The 128 bytes are send over without any further handshaking, so the code better be tight or else bits will be missed. A full loop for one byte takes 134 cycles on the 1541 side and 132 cycles on the C64 (the 2 cycle difference of the extended loop). If you would just track the number of cycles things would start to go out of phase after just a couple of bytes!
But it doesn't, because a cycle on the 1541 is faster than a cycle on a PAL C64. The C64 has a 17.7 MHz clock (crystal) that gets divided by 18 to render a CPU running at 0.98524 MHz. Meaning it is slower than 1 MHz.
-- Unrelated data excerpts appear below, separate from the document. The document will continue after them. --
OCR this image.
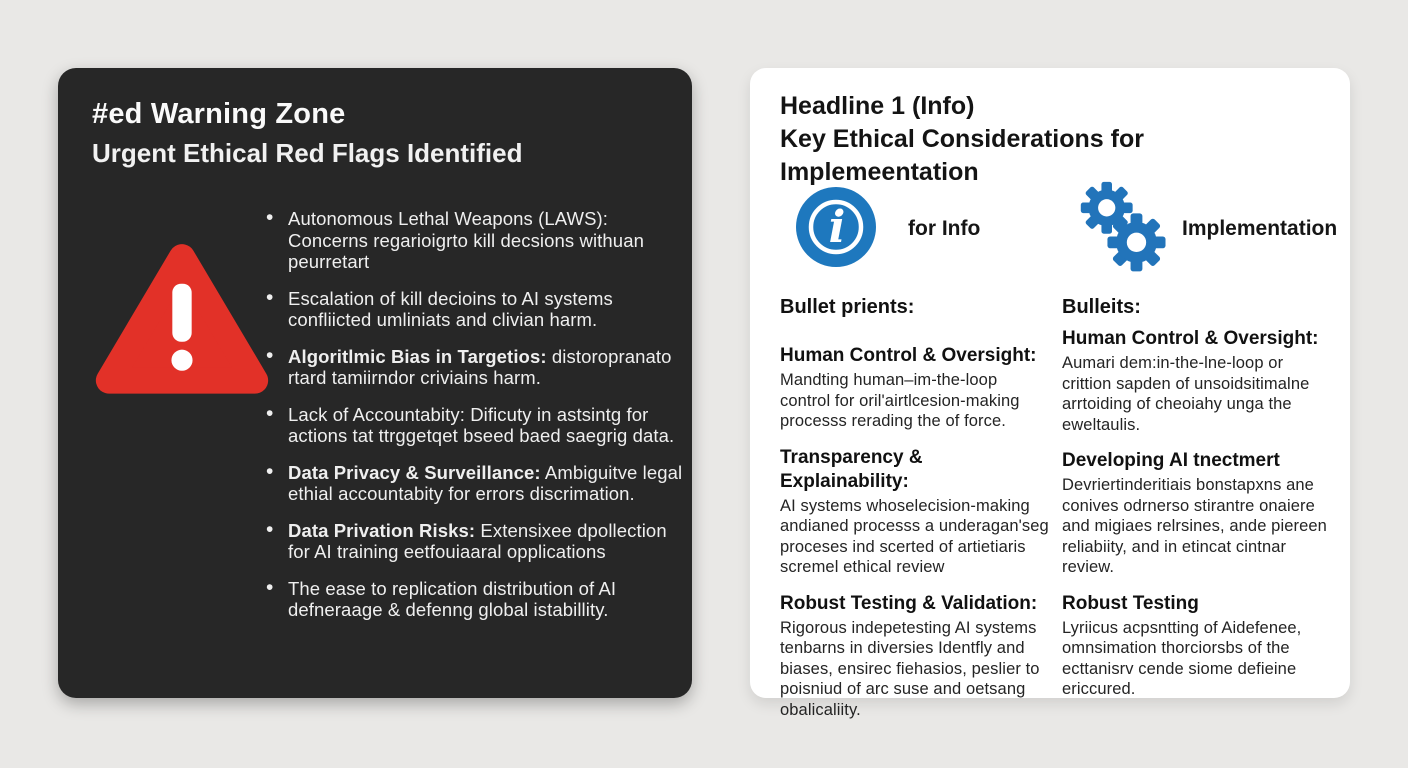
#ed Warning Zone
Urgent Ethical Red Flags Identified
• Autonomous Lethal Weapons (LAWS): Concerns regarioigrto kill decsions withuan peurretart
• Escalation of kill decioins to AI systems confliicted umliniats and clivian harm.
• Algoritlmic Bias in Targetios: distoropranato rtard tamiirndor criviains harm.
• Lack of Accountabity: Dificuty in astsintg for actions tat ttrggetqet bseed baed saegrig data.
• Data Privacy & Surveillance: Ambiguitve legal ethial accountabity for errors discrimation.
• Data Privation Risks: Extensixee dpollection for AI training eetfouiaaral opplications
• The ease to replication distribution of AI defneraage & defenng global istabillity.
Headline 1 (Info)
Key Ethical Considerations for Implemeentation
i	for Info	Implementation
Bullet prients:
Human Control & Oversight:

Mandting human–im-the-loop control for oril'airtlcesion-making processs rerading the of force.

Transparency & Explainability:

AI systems whoselecision-making andianed processs a underagan'seg proceses ind scerted of artietiaris scremel ethical review

Robust Testing & Validation:

Rigorous indepetesting AI systems tenbarns in diversies Identfly and biases, ensirec fiehasios, peslier to poisniud of arc suse and oetsang obalicaliity.

Bulleits:
Human Control & Oversight:

Aumari dem:in-the-lne-loop or crittion sapden of unsoidsitimalne arrtoiding of cheoiahy unga the eweltaulis.

Developing AI tnectmert

Devriertinderitiais bonstapxns ane conives odrnerso stirantre onaiere and migiaes relrsines, ande piereen reliabiity, and in etincat cintnar review.

Robust Testing

Lyriicus acpsntting of Aidefenee, omnsimation thorciorsbs of the ecttanisrv cende siome defieine ericcured.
As a result, each cycle takes longer to complete, not 1 microsecond - like on the 1541 - but 1.015 microseconds!
134 cycles on the 1541 is roughly 134 microseconds, 132 cycles on the C64 is 132/0.98524 = 133.97 microseconds! Pretty close to the 1541, right? Good enough! There is a gap of 17.76 microseconds between the first 2 bits of byte 0 being transferred and received; that gap becomes 14.7 microseconds by the time the first two bits of byte 127 have been transferred. So there is definitely decline in the gap, but still reliable for succesful transfer of 128 bytes.
All in all, the routine gets to the end (setting the CLOCK line to active) after 17181 microseconds on the 1541 and after almost 17200 microseconds on the C64, a gap of about 18 microseconds, the 1541 finishing before the C64.
Now, one can calculate the speed of the transfer of those 128 bytes. The 1541 is sending them over at a rate of 7450 bytes per seconds, or 7 Kb/second, a BAUD rate of 59.5K (bits/s). The fast loader is not achieving those rates as it has to do other stuff, resync using handshaking and left over bytes are transferred via a slower routine. It loads the game in roughly 25 seconds from hitting return on LOAD. The chunks total 42968 bytes. So the actual speed, including overhead, to load ~43K from disk is 1718 bytes/second, or 1.7 Kb/second.
Still, we're talking 1985 and this is a massive upgrade from standard 300-400 bytes per second, that would take over 2 minutes to load! No time to pour a nice cuppa, buster! Get into the game!